Au quatrième trimestre de 2017, la FDA américaine a examiné et approuvé une demande de l’un des fabricants d’implants mammaires pour un changement dans le mode d’emploi (DFU) qui a supprimé les avertissements concernant l’utilisation de Betadine (povidone-iode [PI] 10% solution, 1% d’iode disponible [Purdue Frederick Company, Stamford, CT], également disponible dans des formulations génériques [Aplicare, Inc., Meriden, CT]). Auparavant, en 2000, la FDA craignait que PI ne dégrade l’enveloppe en élastomère de silicone.

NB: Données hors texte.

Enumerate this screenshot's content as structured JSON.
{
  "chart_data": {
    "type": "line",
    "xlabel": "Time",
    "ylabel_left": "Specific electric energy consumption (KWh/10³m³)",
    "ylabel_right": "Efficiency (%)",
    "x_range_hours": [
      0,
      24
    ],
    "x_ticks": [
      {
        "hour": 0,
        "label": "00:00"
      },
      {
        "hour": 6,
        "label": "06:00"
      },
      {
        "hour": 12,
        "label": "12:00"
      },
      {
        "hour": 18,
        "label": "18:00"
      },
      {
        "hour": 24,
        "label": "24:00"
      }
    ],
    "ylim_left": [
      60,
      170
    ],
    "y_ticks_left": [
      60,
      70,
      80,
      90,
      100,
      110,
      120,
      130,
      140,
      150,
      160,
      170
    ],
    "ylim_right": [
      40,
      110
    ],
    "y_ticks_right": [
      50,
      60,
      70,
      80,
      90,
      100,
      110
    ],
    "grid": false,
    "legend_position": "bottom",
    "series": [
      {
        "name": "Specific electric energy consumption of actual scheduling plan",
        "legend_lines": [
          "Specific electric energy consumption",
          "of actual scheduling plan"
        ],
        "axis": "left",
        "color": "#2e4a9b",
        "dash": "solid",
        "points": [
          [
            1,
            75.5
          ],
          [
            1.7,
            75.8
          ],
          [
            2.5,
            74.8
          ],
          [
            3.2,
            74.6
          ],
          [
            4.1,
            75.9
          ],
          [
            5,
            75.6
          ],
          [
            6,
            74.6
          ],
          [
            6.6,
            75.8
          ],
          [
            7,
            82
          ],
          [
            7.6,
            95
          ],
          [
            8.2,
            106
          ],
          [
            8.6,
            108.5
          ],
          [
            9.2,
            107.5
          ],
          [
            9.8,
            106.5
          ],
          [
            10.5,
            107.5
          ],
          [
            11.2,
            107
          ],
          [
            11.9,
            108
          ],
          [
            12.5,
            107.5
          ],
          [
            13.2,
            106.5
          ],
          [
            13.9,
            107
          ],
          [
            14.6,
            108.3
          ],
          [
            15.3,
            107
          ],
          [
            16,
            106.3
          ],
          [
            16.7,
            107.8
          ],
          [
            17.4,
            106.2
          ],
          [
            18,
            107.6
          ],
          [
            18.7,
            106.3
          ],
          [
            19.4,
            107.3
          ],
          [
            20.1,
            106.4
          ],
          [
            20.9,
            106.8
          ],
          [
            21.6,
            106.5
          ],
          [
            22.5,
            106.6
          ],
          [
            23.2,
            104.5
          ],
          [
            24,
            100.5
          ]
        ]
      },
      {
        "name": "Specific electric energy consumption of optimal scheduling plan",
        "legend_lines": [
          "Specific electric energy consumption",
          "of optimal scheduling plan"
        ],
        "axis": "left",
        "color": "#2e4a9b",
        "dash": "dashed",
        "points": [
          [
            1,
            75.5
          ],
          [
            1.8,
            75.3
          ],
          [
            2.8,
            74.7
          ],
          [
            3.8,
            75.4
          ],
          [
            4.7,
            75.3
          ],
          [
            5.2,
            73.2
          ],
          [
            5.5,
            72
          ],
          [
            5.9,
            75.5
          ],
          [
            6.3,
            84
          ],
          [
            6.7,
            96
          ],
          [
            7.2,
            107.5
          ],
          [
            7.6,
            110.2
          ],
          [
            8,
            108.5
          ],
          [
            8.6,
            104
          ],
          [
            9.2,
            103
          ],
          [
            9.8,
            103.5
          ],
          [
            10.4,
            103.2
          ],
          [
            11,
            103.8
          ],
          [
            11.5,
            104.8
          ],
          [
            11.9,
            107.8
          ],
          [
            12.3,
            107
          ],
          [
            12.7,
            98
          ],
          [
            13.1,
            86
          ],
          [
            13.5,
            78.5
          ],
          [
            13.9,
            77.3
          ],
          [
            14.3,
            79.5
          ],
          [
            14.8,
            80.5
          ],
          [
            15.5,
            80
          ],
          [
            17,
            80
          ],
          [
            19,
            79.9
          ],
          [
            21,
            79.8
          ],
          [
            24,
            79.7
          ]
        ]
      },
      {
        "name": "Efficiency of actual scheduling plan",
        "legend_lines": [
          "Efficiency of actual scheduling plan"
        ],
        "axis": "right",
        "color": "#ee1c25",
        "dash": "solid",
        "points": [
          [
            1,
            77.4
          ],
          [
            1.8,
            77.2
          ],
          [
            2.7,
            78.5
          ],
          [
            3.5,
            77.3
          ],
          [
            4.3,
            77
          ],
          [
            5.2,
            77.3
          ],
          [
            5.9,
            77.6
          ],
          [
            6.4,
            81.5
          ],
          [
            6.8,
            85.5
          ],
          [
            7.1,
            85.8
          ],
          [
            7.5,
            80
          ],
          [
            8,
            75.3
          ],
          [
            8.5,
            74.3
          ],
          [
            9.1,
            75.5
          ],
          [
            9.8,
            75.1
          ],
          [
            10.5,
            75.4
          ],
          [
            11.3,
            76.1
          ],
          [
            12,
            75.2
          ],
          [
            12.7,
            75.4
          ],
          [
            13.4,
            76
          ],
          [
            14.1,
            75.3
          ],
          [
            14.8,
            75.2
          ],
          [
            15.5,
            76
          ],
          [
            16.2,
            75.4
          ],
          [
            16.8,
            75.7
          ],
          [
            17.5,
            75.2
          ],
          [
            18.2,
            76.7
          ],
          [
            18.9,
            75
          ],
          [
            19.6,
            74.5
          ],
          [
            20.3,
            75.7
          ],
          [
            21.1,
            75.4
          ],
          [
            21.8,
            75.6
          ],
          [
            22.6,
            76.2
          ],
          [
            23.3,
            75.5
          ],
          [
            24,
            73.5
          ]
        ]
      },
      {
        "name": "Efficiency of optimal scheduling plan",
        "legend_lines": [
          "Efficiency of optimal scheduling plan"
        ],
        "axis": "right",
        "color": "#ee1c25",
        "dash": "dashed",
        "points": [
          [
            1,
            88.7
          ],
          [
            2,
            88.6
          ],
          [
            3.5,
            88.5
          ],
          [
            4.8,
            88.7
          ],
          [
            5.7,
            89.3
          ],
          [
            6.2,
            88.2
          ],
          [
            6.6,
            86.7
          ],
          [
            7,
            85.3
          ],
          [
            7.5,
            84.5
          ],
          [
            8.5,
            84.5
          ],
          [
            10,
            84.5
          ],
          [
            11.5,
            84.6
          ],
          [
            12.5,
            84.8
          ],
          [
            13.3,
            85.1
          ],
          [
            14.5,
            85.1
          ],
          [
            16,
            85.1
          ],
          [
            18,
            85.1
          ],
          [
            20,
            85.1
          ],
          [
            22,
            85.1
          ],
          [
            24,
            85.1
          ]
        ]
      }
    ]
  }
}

Ce changement dans le DFU représente une avancée importante qui bénéficiera aux patients grâce à l’utilisation permise de PI pour réduire le risque de contamination bactérienne des surfaces d’implants. Ce qui était auparavant une pratique hors AMM peut être ouvertement pratiqué par les chirurgiens plasticiens comme une stratégie anti-infectieuse et d’atténuation du biofilm. L’IP a un effet de spectre idéal pour les organismes Gram positif et Gram négatif. Les organismes Gram-positifs ont été associés à la contracture capsulaire et à la Gram négatifRalstonia pickettiau lymphome anaplasique à grandes cellules associé aux implants mammaires (BIA-ALCL).R pickettiest résistant aux antibiotiques aminoglycosides, mais il est sensible à une solution d’au moins 50% de PI. Nous croyons que la stratégie d’atténuation de l’antisepsie et du biofilm fait partie intégrante d’une approche contemporaine de l’augmentation mammaire. Ceci est bénéfique en ce qui concerne la réduction du risque d’infection chirurgicale, contracture capsulaire, et BIA-ALCL. Jusqu’à présent, les données sur les résultats indiquent que les antibiotiques / anti-infectieux semblent réduire l’incidence de ces événements indésirables qui entraînent une réintervention et une augmentation des coûts. Il incombe aux chirurgiens plasticiens de prendre toutes les mesures pratiques qui améliorent la qualité des implants mammaires et de réduire le taux de réintervention.